Manifestly, the monotone limit $U^{a,b}:=\lim_{n\to\infty}U_n^{a,b}$ exists. By assumption, we have $E(U^{a,b})=\lim_{n\to\infty}E(U_n^{a,b})<\infty$. In particular, $P(U^{a,b}<\infty)=1$. Define the $\mathscr{F}_\infty$-measurable events
$C^{a,b}=\{\liminf_{n\to\infty}X_n<a\}\cap\{\limsup_{n\to\infty}X_n>b\}\subset\{U^{a,b}=\infty\} $
and for $a<b$
$C=\bigcup_\limits{{a,b\in\mathbb{Q}}}C^{a,b}.$
Then $P(C^{a,b})=0$ and thus also $P(C)=0$. However, by construction, $(X_n)_{n\in\mathbb{N}}$ is convergent on $C^c$. Hence there exists the almost sure limit $X_\infty=\lim_{n\to\infty X_n}$.
By Fatou's lemma:
$E(X^+_\infty)\leqslant\sup\{E(X_n^+):n\geqslant 0\}<\infty$
On the other hand (since X is submartingale), again by Fatou's lemma,
$$E(X^-_\infty)\leqslant\liminf_{n\to\infty}E(X^-_n)=\liminf_{n\to\infty}E(X^+_n)-E(X_n)\leqslant \sup\{E(X_n^+):n\geqslant 0\}-E(X_0)<\infty.$$
$\blacksquare$
I am not understanding the author claim $P(C^{a,b})=0$. If I have for example a symmetric discrete random walk so that $X_n=1$ or $X_n=0$ for all $n\in\mathbb{N}$. $\liminf X_n=0$ and $\liminf X_n=1$ if I chose $a=\frac{1}{3}$ and $b=\frac{1}{2}$. Both limits are obviously higher and lower than a and b respectively.
Questions:
1) How does the author conclude $P(C^{a,b})=0$?

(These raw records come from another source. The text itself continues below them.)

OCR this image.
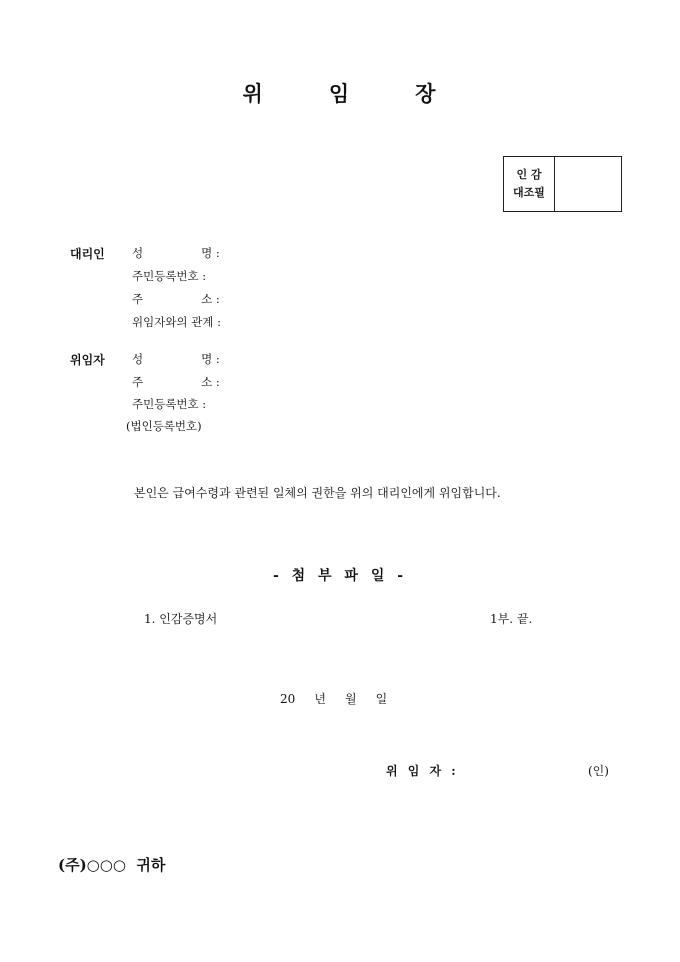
위	임	장
인 감
대조필
대리인 성	명 :
주민등록번호 :
주	소 :
위임자와의 관계 :
위임자 성	명 :
주	소 :
주민등록번호 :
(법인등록번호)
본인은 급여수령과 관련된 일체의 권한을 위의 대리인에게 위임합니다.
- 첨 부 파 일 -
1. 인감증명서	1부. 끝.
20     년     월     일
위 임 자 :	(인)
(주)○○○  귀하
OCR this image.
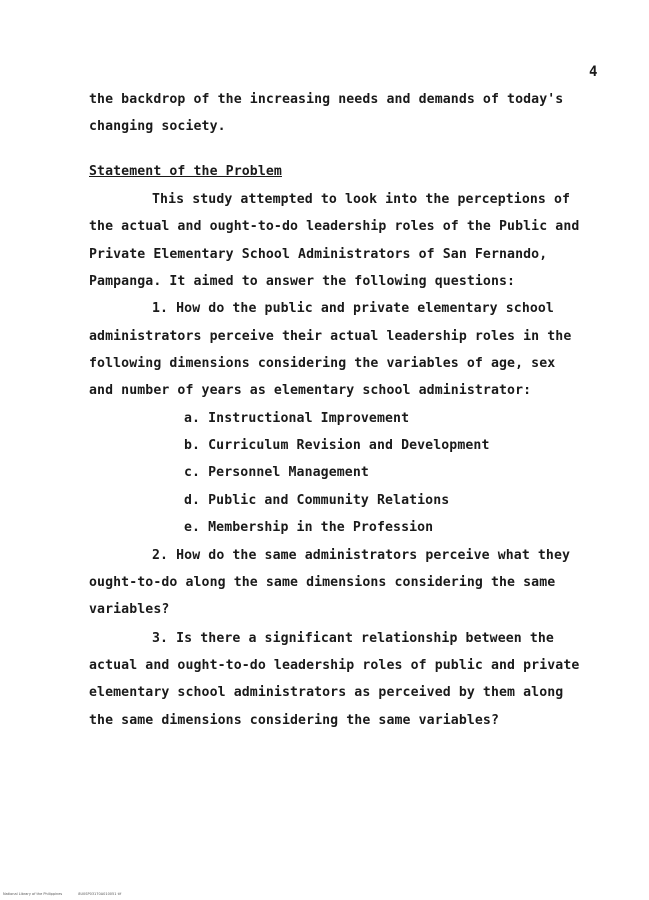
4
the backdrop of the increasing needs and demands of today's
changing society.
Statement of the Problem
This study attempted to look into the perceptions of
the actual and ought-to-do leadership roles of the Public and
Private Elementary School Administrators of San Fernando,
Pampanga. It aimed to answer the following questions:
1. How do the public and private elementary school
administrators perceive their actual leadership roles in the
following dimensions considering the variables of age, sex
and number of years as elementary school administrator:
a. Instructional Improvement
b. Curriculum Revision and Development
c. Personnel Management
d. Public and Community Relations
e. Membership in the Profession
2. How do the same administrators perceive what they
ought-to-do along the same dimensions considering the same
variables?
3. Is there a significant relationship between the
actual and ought-to-do leadership roles of public and private
elementary school administrators as perceived by them along
the same dimensions considering the same variables?
National Library of the Philippines	8U0SP03170A010051 tif
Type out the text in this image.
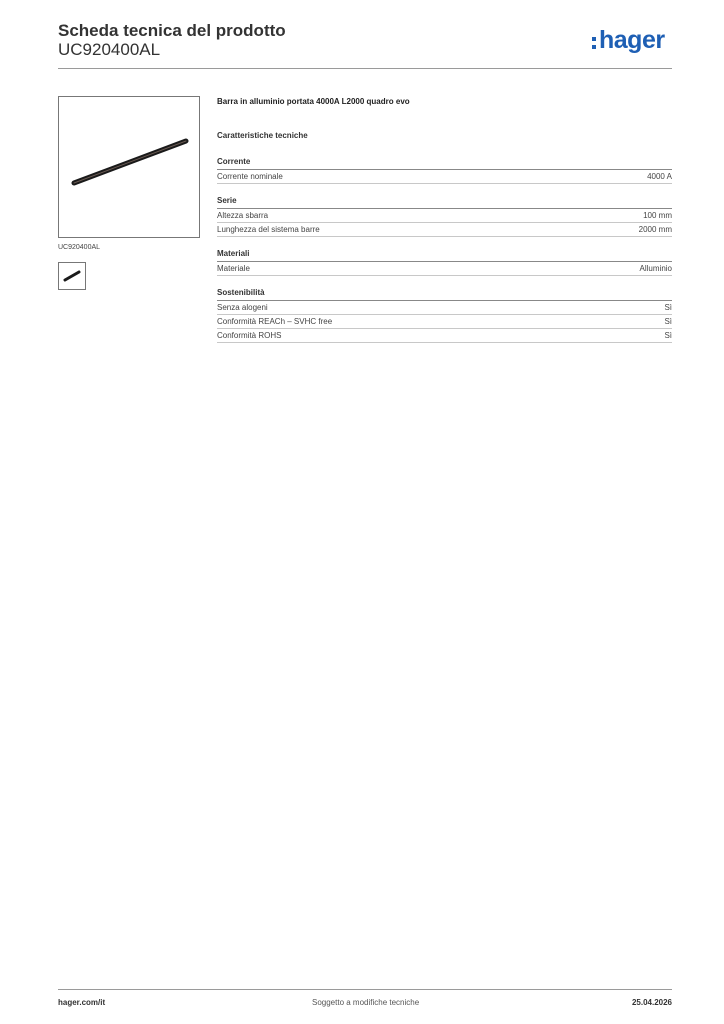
Scheda tecnica del prodotto
UC920400AL	hager
UC920400AL
Barra in alluminio portata 4000A L2000 quadro evo
Caratteristiche tecniche
Corrente
Corrente nominale	4000 A
Serie
Altezza sbarra	100 mm
Lunghezza del sistema barre	2000 mm
Materiali
Materiale	Alluminio
Sostenibilità
Senza alogeni	Sì
Conformità REACh – SVHC free	Sì
Conformità ROHS	Sì
hager.com/it	Soggetto a modifiche tecniche	25.04.2026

2) Does the author creates $C^{a,b}$ to prove $X_n$ converges almost surely?
Best Answer
If $\omega\in C^{a,b}$, then the sequence $\left(X_n(\omega)\right)_{n\geqslant 1}$ goes under $a$ an infinite amount of times, and over $b$ an infinite amount of times. Therefore, $\omega\in \{U^{a,b}=+\infty\}$ and the latter set has probability zero hence all the sets $C^{a,b}$, $a<b$, $a,b\in\mathbb Q$ have probability zero.
Indeed, $\omega\in C$ if and only if $\left(X_n(\omega)\right)_{n\geqslant 1}$ is not convergent so proving that $C$ has probability zero gives the almost sure convergence.